Artistas: privatizar el Teatro Principal es tomar en cuenta su valor de uso, y no su valor cultural

El desaparecer el Patronato del Teatro Principal, una iniciativa enviada por el gobernador José Antonio Gali Fayad al Congreso estatal, implica privatizar un espacio, consideraron artistas escénicos de Puebla. Así, “en algo particular no se toma en cuenta el valor del beneficio social sino el valor del uso”, como señaló Oskar Santellán, actor y director de Expresa Arte y Cultura.

El pasado viernes 31 de agosto, un grupo de trabajadores del arte de las disciplinas de teatro, música y danza se pronunció en contra de esta iniciativa que será discutida en el Congreso estatal, justo unos días antes del cambio legislativo, para que el Patronato desaparezca y la administración del teatro pase a manos del organismo público descentralizado Convenciones y Parques de Puebla.

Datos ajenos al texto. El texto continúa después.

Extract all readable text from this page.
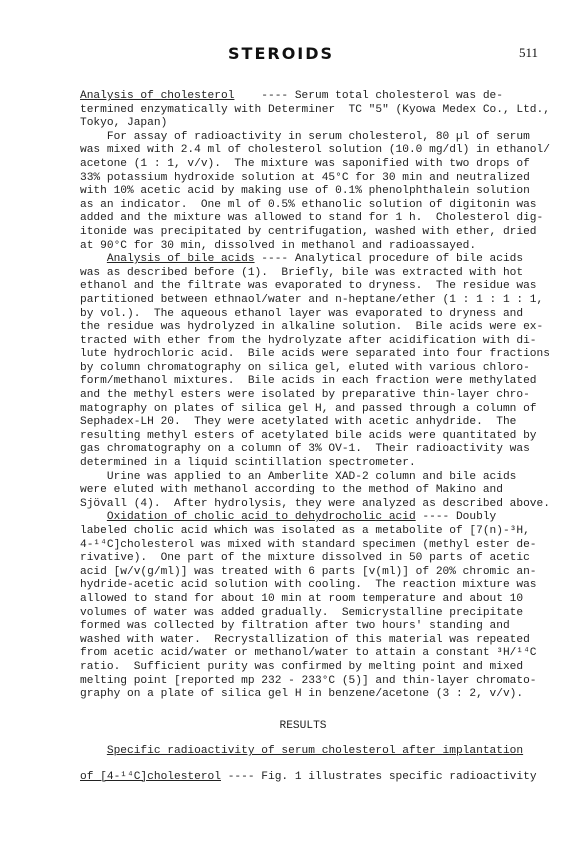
STEROIDS	511

Analysis of cholesterol    ---- Serum total cholesterol was de-

termined enzymatically with Determiner  TC "5" (Kyowa Medex Co., Ltd.,

Tokyo, Japan)

For assay of radioactivity in serum cholesterol, 80 µl of serum

was mixed with 2.4 ml of cholesterol solution (10.0 mg/dl) in ethanol/

acetone (1 : 1, v/v).  The mixture was saponified with two drops of

33% potassium hydroxide solution at 45°C for 30 min and neutralized

with 10% acetic acid by making use of 0.1% phenolphthalein solution

as an indicator.  One ml of 0.5% ethanolic solution of digitonin was

added and the mixture was allowed to stand for 1 h.  Cholesterol dig-

itonide was precipitated by centrifugation, washed with ether, dried

at 90°C for 30 min, dissolved in methanol and radioassayed.

Analysis of bile acids ---- Analytical procedure of bile acids

was as described before (1).  Briefly, bile was extracted with hot

ethanol and the filtrate was evaporated to dryness.  The residue was

partitioned between ethnaol/water and n-heptane/ether (1 : 1 : 1 : 1,

by vol.).  The aqueous ethanol layer was evaporated to dryness and

the residue was hydrolyzed in alkaline solution.  Bile acids were ex-

tracted with ether from the hydrolyzate after acidification with di-

lute hydrochloric acid.  Bile acids were separated into four fractions

by column chromatography on silica gel, eluted with various chloro-

form/methanol mixtures.  Bile acids in each fraction were methylated

and the methyl esters were isolated by preparative thin-layer chro-

matography on plates of silica gel H, and passed through a column of

Sephadex-LH 20.  They were acetylated with acetic anhydride.  The

resulting methyl esters of acetylated bile acids were quantitated by

gas chromatography on a column of 3% OV-1.  Their radioactivity was

determined in a liquid scintillation spectrometer.

Urine was applied to an Amberlite XAD-2 column and bile acids

were eluted with methanol according to the method of Makino and

Sjövall (4).  After hydrolysis, they were analyzed as described above.

Oxidation of cholic acid to dehydrocholic acid ---- Doubly

labeled cholic acid which was isolated as a metabolite of [7(n)-³H,

4-¹⁴C]cholesterol was mixed with standard specimen (methyl ester de-

rivative).  One part of the mixture dissolved in 50 parts of acetic

acid [w/v(g/ml)] was treated with 6 parts [v(ml)] of 20% chromic an-

hydride-acetic acid solution with cooling.  The reaction mixture was

allowed to stand for about 10 min at room temperature and about 10

volumes of water was added gradually.  Semicrystalline precipitate

formed was collected by filtration after two hours' standing and

washed with water.  Recrystallization of this material was repeated

from acetic acid/water or methanol/water to attain a constant ³H/¹⁴C

ratio.  Sufficient purity was confirmed by melting point and mixed

melting point [reported mp 232 - 233°C (5)] and thin-layer chromato-

graphy on a plate of silica gel H in benzene/acetone (3 : 2, v/v).

RESULTS

Specific radioactivity of serum cholesterol after implantation

of [4-¹⁴C]cholesterol ---- Fig. 1 illustrates specific radioactivity
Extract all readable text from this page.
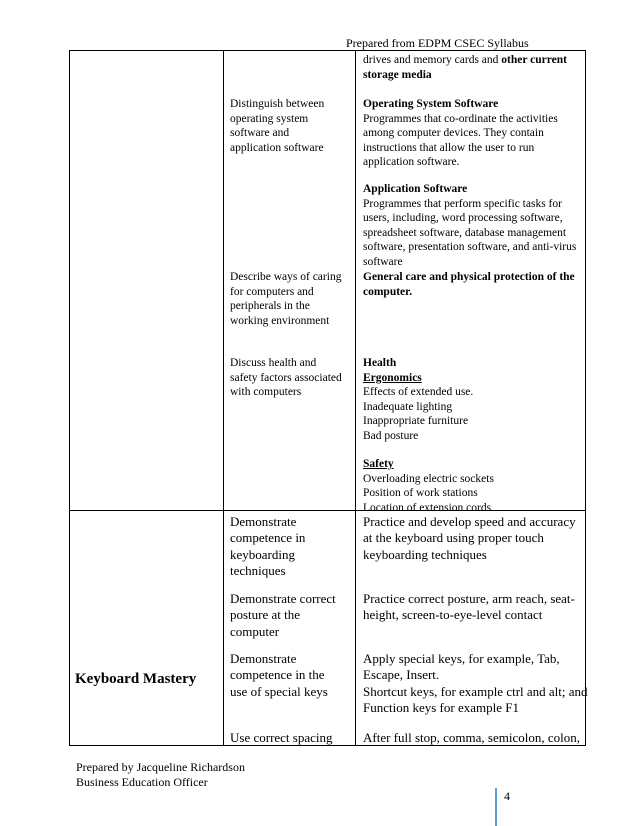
Prepared from EDPM CSEC Syllabus
drives and memory cards and other current
storage media
Distinguish between
operating system
software and
application software
Operating System Software
Programmes that co-ordinate the activities
among computer devices. They contain
instructions that allow the user to run
application software.
Application Software
Programmes that perform specific tasks for
users, including, word processing software,
spreadsheet software, database management
software, presentation software, and anti-virus
software
Describe ways of caring
for computers and
peripherals in the
working environment
General care and physical protection of the
computer.
Discuss health and
safety factors associated
with computers
Health
Ergonomics
Effects of extended use.
Inadequate lighting
Inappropriate furniture
Bad posture
Safety
Overloading electric sockets
Position of work stations
Location of extension cords
Keyboard Mastery
Demonstrate
competence in
keyboarding
techniques
Practice and develop speed and accuracy
at the keyboard using proper touch
keyboarding techniques
Demonstrate correct
posture at the
computer
Practice correct posture, arm reach, seat-
height, screen-to-eye-level contact
Demonstrate
competence in the
use of special keys
Apply special keys, for example, Tab,
Escape, Insert.
Shortcut keys, for example ctrl and alt; and
Function keys for example F1
Use correct spacing After full stop, comma, semicolon, colon,
Prepared by Jacqueline Richardson
Business Education Officer
4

Desde el zócalo de Puebla, señalaron que decir no a la desaparición del Patronato del Teatro Principal, es decir no a la privatización de un espacio que, dada su importancia histórica y cultural, desde 1761 ha pertenecido a los poblanos. Decir no, acotaron, es decir no al pago de la cuota que tendrían que cubrir si es que el teatro forma parte del organismo público descentralizado Convenciones y Parques de Puebla, que sería de 35 mil pesos, una cuota imposible para los artistas y grupos que trabajan sin apoyo gubernamental y de manera autogestiva.

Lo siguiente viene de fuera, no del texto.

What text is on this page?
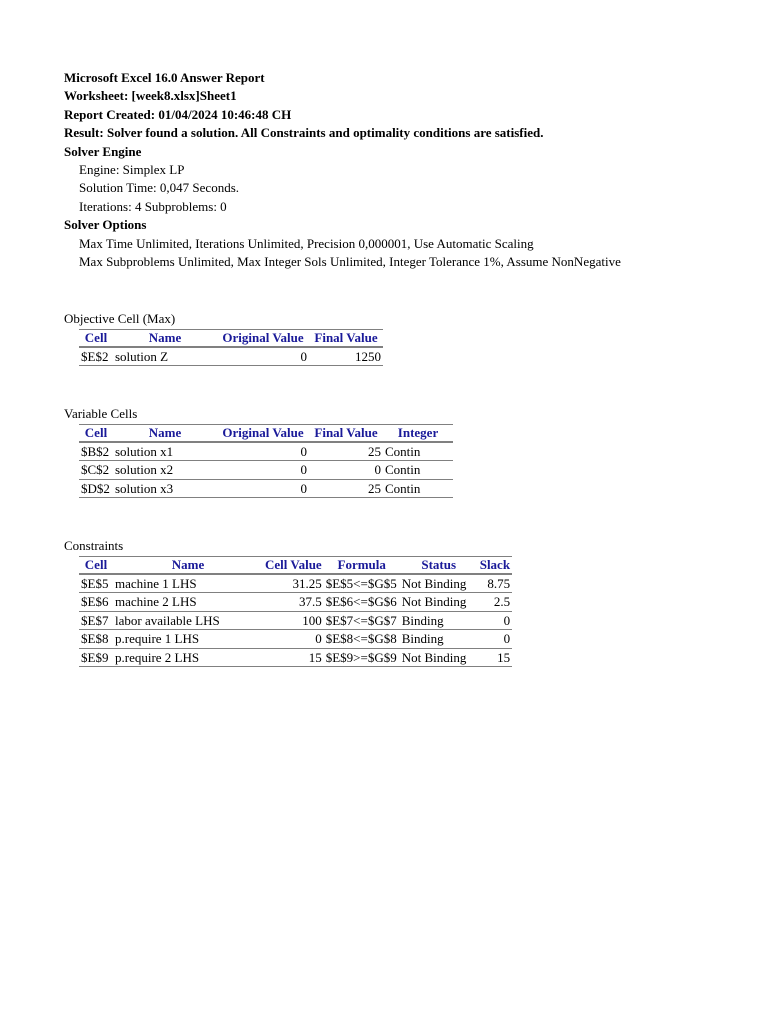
Microsoft Excel 16.0 Answer Report
Worksheet: [week8.xlsx]Sheet1
Report Created: 01/04/2024 10:46:48 CH
Result: Solver found a solution. All Constraints and optimality conditions are satisfied.
Solver Engine
Engine: Simplex LP
Solution Time: 0,047 Seconds.
Iterations: 4 Subproblems: 0
Solver Options
Max Time Unlimited, Iterations Unlimited, Precision 0,000001, Use Automatic Scaling
Max Subproblems Unlimited, Max Integer Sols Unlimited, Integer Tolerance 1%, Assume NonNegative
Objective Cell (Max)
Cell	Name	Original Value	Final Value
$E$2	solution Z	0	1250
Variable Cells
Cell	Name	Original Value	Final Value	Integer
$B$2	solution x1	0	25	Contin
$C$2	solution x2	0	0	Contin
$D$2	solution x3	0	25	Contin
Constraints
Cell	Name	Cell Value	Formula	Status	Slack
$E$5	machine 1 LHS	31.25	$E$5<=$G$5	Not Binding	8.75
$E$6	machine 2 LHS	37.5	$E$6<=$G$6	Not Binding	2.5
$E$7	labor available LHS	100	$E$7<=$G$7	Binding	0
$E$8	p.require 1 LHS	0	$E$8<=$G$8	Binding	0
$E$9	p.require 2 LHS	15	$E$9>=$G$9	Not Binding	15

Los artistas adheridos a la Comunidad de artistas escénicos de Puebla –que reúne a más de 700 creadores repartidos en unos 95 grupos y compañías– acotaron que dicha iniciativa enviada por el gobernador y seguramente “aplanada” por los legisladores de los partidos políticos afines al gobierno, tiene que ver con la serie de decisiones privatizadoras que ha tomado el gobierno estatal como el cierre de la Casa del Escritor o de la Galería de Arte Contemporáneo.


Incluso, mencionaron que el “traspaso” del patronato a Convenciones y Parques de Puebla sería la formalización de un hecho que sucedía desde noviembre pasado, y que ellos pudieron constatar en marzo de este 2018 cuanto intentaron solicitar el espacio a Sergio Ortiz, empleado de la Secretaría de Cultura y Turismo, y este les negó el foro con la excusa de que ya no pertenecía a dicha dependencia sino al organismo público descentralizado.

“En cosas como la muestra de teatro local o el día mundial de teatro ya no estamos, y aunque es el teatro más antiguo de América, ahora ya no se puede hacer teatro ahí”, refirieron los artistas quienes se han ido sentido “echados” poco a poco de este, que es el teatro mejor equipado de Puebla y que constituye parte importante del proceso de su profesionalización.

Notaron que esta privatización responde y es paralelo a la gentrificación –el privilegiar el comercio por encima de los habitantes de una ciudad–, que esta y la anterior administración estatal han impulsado, y que por tanto se ha vuelto algo sistemática esta entrega del patrimonio a particulares. Esto último, acotaron, se ha reforzado con el carácter que tomó la fusión de la Cultura y el Turismo, que “solamente tiene una visión de consumo pensada en el turista”.

Para extender su negativa de desaparición del Patronato y la privatización del Teatro Principal, el grupo de artistas entregó un documento al Congreso en un acto limitado a la apertura de uno de los ventanales del edificio legislativo que la mañana de este viernes permaneció sitiado por la fuerza pública para celebrar una sesión extraordinaria.

Destaca que fue en 1990 cuando se instituyó el patronato del Teatro Principal, adscrito entonces a la Secretaría de Cultura, posteriormente al Consejo Estatal para la Cultura y las Artes creado durante el morenovallismo y ahora a la Secretaría de Cultura y Turismo, gestada en la actual administración.

La iniciativa enviada al Congreso estatal busca terminar con la “duplicidad de funciones” al interior de la estructura gubernamental, misma que se generó al fusionar las áreas de cultura y turismo, ya que la SCT tiene como organismo público descentralizado a Convenciones y Parques, cuyas facultades son la concesión de parques, salones y auditorios. Una vez que se apruebe la desaparición del patronato habrá un periodo de 45 días para que se transfieran todos los bienes inmuebles, muebles, recursos financieros y humanos a Convenciones y Parques para que el Teatro Principal pueda continuar con sus labores.